Dernière mise à jour: 22/04/2022 09:52:43
Le système de protection temporaire a été introduit pour remédier à une situation que l'on pensait provisoire: celle d'une menace de guerre en Iraq. Mais maintenant que la situation s'est au contraire dégradée, il est urgent de trouver un autre système. Faute de quoi, nous serons obligés de faire face aux nombreux problèmes des réfugiés irakiens». C'est ce que déclarait Abdelhamid El Ouali, originaire du Maroc et représentant du Haut Commissariat ONU pour les Réfugiés (Unhcr) à Damas. «Durant la guerre, nous nous attendions à un exode massif - poursuit-il - mais, ce phénomène ne s'est pas produit. Au contraire, certains réfugiés irakiens ont même sollicité notre aide, après la chute du régime, pour le retour dans leur patrie.
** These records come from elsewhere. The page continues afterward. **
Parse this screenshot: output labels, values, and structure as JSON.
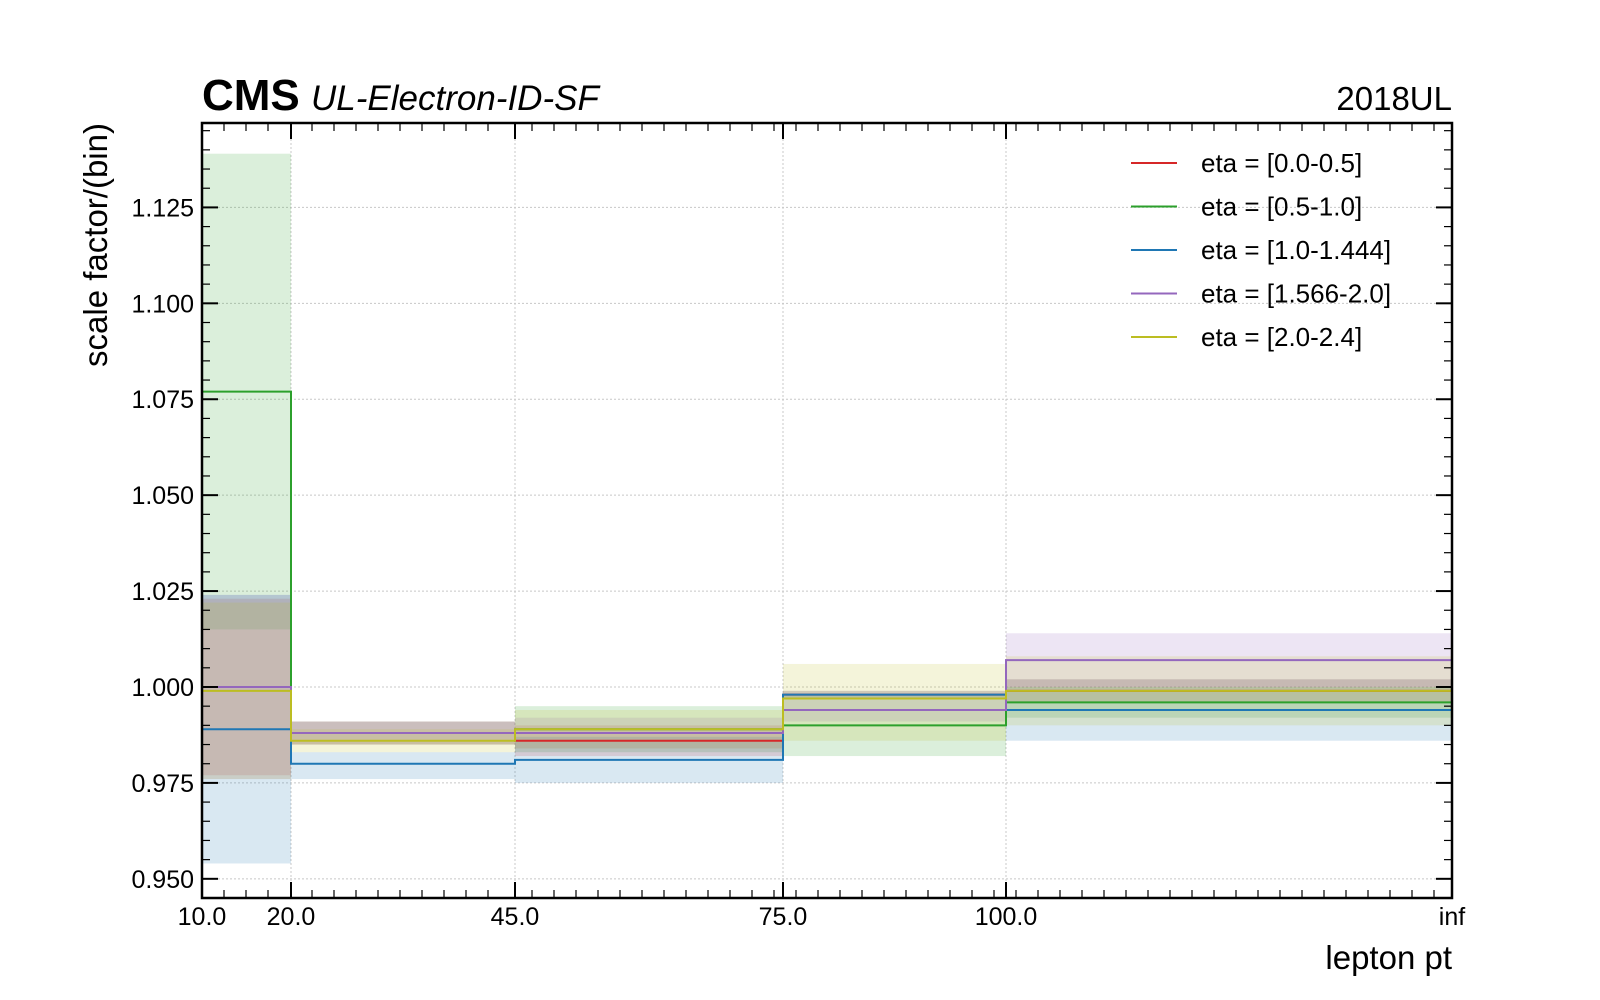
{
  "header": {
    "experiment": "CMS",
    "label": "UL-Electron-ID-SF",
    "era": "2018UL"
  },
  "chart_data": {
    "type": "line",
    "style": "step-with-uncertainty-bands",
    "xlabel": "lepton pt",
    "ylabel": "scale factor/(bin)",
    "x_bin_edges": [
      "10.0",
      "20.0",
      "45.0",
      "75.0",
      "100.0",
      "inf"
    ],
    "ylim": [
      0.945,
      1.147
    ],
    "y_ticks": [
      "0.950",
      "0.975",
      "1.000",
      "1.025",
      "1.050",
      "1.075",
      "1.100",
      "1.125"
    ],
    "y_tick_values": [
      0.95,
      0.975,
      1.0,
      1.025,
      1.05,
      1.075,
      1.1,
      1.125
    ],
    "grid": true,
    "legend_position": "top-right",
    "series": [
      {
        "name": "eta = [0.0-0.5]",
        "color": "#d62728",
        "values": [
          1.0,
          0.988,
          0.986,
          0.998,
          0.999
        ],
        "err_low": [
          0.977,
          0.985,
          0.982,
          0.997,
          0.996
        ],
        "err_high": [
          1.023,
          0.991,
          0.99,
          0.999,
          1.002
        ]
      },
      {
        "name": "eta = [0.5-1.0]",
        "color": "#2ca02c",
        "values": [
          1.077,
          0.988,
          0.989,
          0.99,
          0.996
        ],
        "err_low": [
          1.015,
          0.985,
          0.983,
          0.982,
          0.992
        ],
        "err_high": [
          1.139,
          0.991,
          0.995,
          0.998,
          1.0
        ]
      },
      {
        "name": "eta = [1.0-1.444]",
        "color": "#1f77b4",
        "values": [
          0.989,
          0.98,
          0.981,
          0.998,
          0.994
        ],
        "err_low": [
          0.954,
          0.976,
          0.975,
          0.997,
          0.986
        ],
        "err_high": [
          1.024,
          0.983,
          0.987,
          0.999,
          1.002
        ]
      },
      {
        "name": "eta = [1.566-2.0]",
        "color": "#9467bd",
        "values": [
          1.0,
          0.988,
          0.988,
          0.994,
          1.007
        ],
        "err_low": [
          0.976,
          0.985,
          0.984,
          0.991,
          1.0
        ],
        "err_high": [
          1.024,
          0.991,
          0.992,
          0.997,
          1.014
        ]
      },
      {
        "name": "eta = [2.0-2.4]",
        "color": "#bcbd22",
        "values": [
          0.999,
          0.986,
          0.989,
          0.997,
          0.999
        ],
        "err_low": [
          0.976,
          0.983,
          0.984,
          0.986,
          0.99
        ],
        "err_high": [
          1.022,
          0.989,
          0.994,
          1.006,
          1.008
        ]
      }
    ]
  }
}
On assiste maintenant à un mouvement contraire beaucoup plus consistant que le premier».
Pouvez-vous fournir des chiffres?
Entre 250 mille et 500 mille personnes, contre 70/80 mille de la période précédant la guerre. Certains sont partis en raison du manque de sécurité, d'autres parce que liés à l'ancien régime ou au parti Baath. De nombreux intellectuels sont partis pour éviter d'être accusés de collaborer avec les américains. Je connais cinq enseignants universitaires qui vivent dans une seule pièce, ici à Damas.
Combien de cas avez-vous reçus jusqu'à présent et combien parmi eux concernent des chrétiens?
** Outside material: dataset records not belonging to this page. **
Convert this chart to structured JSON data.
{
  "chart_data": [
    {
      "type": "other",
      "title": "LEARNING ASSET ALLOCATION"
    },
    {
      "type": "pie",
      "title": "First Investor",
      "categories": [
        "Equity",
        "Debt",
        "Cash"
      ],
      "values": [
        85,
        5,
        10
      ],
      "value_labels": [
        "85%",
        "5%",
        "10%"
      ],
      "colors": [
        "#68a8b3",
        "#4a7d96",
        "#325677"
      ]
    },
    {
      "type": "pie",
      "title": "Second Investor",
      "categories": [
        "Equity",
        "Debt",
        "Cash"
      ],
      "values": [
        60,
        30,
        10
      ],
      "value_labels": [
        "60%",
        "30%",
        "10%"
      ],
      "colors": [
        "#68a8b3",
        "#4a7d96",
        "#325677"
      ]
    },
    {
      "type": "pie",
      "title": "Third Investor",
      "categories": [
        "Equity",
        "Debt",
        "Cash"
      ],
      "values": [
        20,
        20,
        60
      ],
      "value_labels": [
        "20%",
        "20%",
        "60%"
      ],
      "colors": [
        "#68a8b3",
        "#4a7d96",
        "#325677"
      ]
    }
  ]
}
Entre décembre 2003 et août 2004, nous avons examiné 8.372 cas. Le pourcentage de chrétiens est en constante augmentation. Ces derniers temps, 50% des 200 cas que nous examinons chaque semaine concernent des chrétiens. Nombreux sont ceux, en effet, qui se sont rendus compte que le régime actuel de protection ne sert pas vraiment et ils ne viennent plus ici.
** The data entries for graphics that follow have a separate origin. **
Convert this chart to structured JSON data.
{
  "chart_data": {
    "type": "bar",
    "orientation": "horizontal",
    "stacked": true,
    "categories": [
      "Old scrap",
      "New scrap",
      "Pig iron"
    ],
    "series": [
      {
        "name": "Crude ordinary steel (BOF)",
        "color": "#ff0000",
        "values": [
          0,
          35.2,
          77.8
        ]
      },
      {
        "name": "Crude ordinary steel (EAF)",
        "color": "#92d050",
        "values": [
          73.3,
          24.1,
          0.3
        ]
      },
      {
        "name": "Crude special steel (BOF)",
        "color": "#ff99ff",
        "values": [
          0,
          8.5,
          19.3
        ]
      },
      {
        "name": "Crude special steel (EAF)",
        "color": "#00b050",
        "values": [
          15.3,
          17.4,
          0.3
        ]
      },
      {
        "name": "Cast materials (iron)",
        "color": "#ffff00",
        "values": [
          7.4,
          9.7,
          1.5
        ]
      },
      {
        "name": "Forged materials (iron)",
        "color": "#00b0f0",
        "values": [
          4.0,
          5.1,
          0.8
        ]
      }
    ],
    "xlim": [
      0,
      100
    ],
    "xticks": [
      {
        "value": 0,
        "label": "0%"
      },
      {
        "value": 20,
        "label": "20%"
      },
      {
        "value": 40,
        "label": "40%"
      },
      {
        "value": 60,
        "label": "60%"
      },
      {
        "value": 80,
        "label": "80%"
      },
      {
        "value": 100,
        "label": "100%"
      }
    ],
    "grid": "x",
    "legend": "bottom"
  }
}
Veulent-ils obtenir le status de réfugié?
Oui, justement. Surtout en ce qui concerne les chrétiens. D'un autre côté, leur accorder le statut de réfugié signifie les encourager à partir. C'est pourquoi nous pensons qu'il est urgent de trouver une formule qui nous permette de les aider avec plus d'efficacité. La communauté internationale doit donc considérer l'instauration de la paix en Iraq comme prioritaire.
Pourquoi cette concentration en Syrie?
La Syrie, contrairement aux autres états de la région, n'a pas fermé ses frontières à l'arrivée des réfugiés. De plus, le gouvernement a fermé un œil sur la validité des permis de séjour. L'arrivée massive de réfugiés a toutefois provoqué une augmentation du prix des loyers et des produits alimentaires. Je me demande jusqu'à quand l'économie syrienne pourra soutenir cet état d'urgence.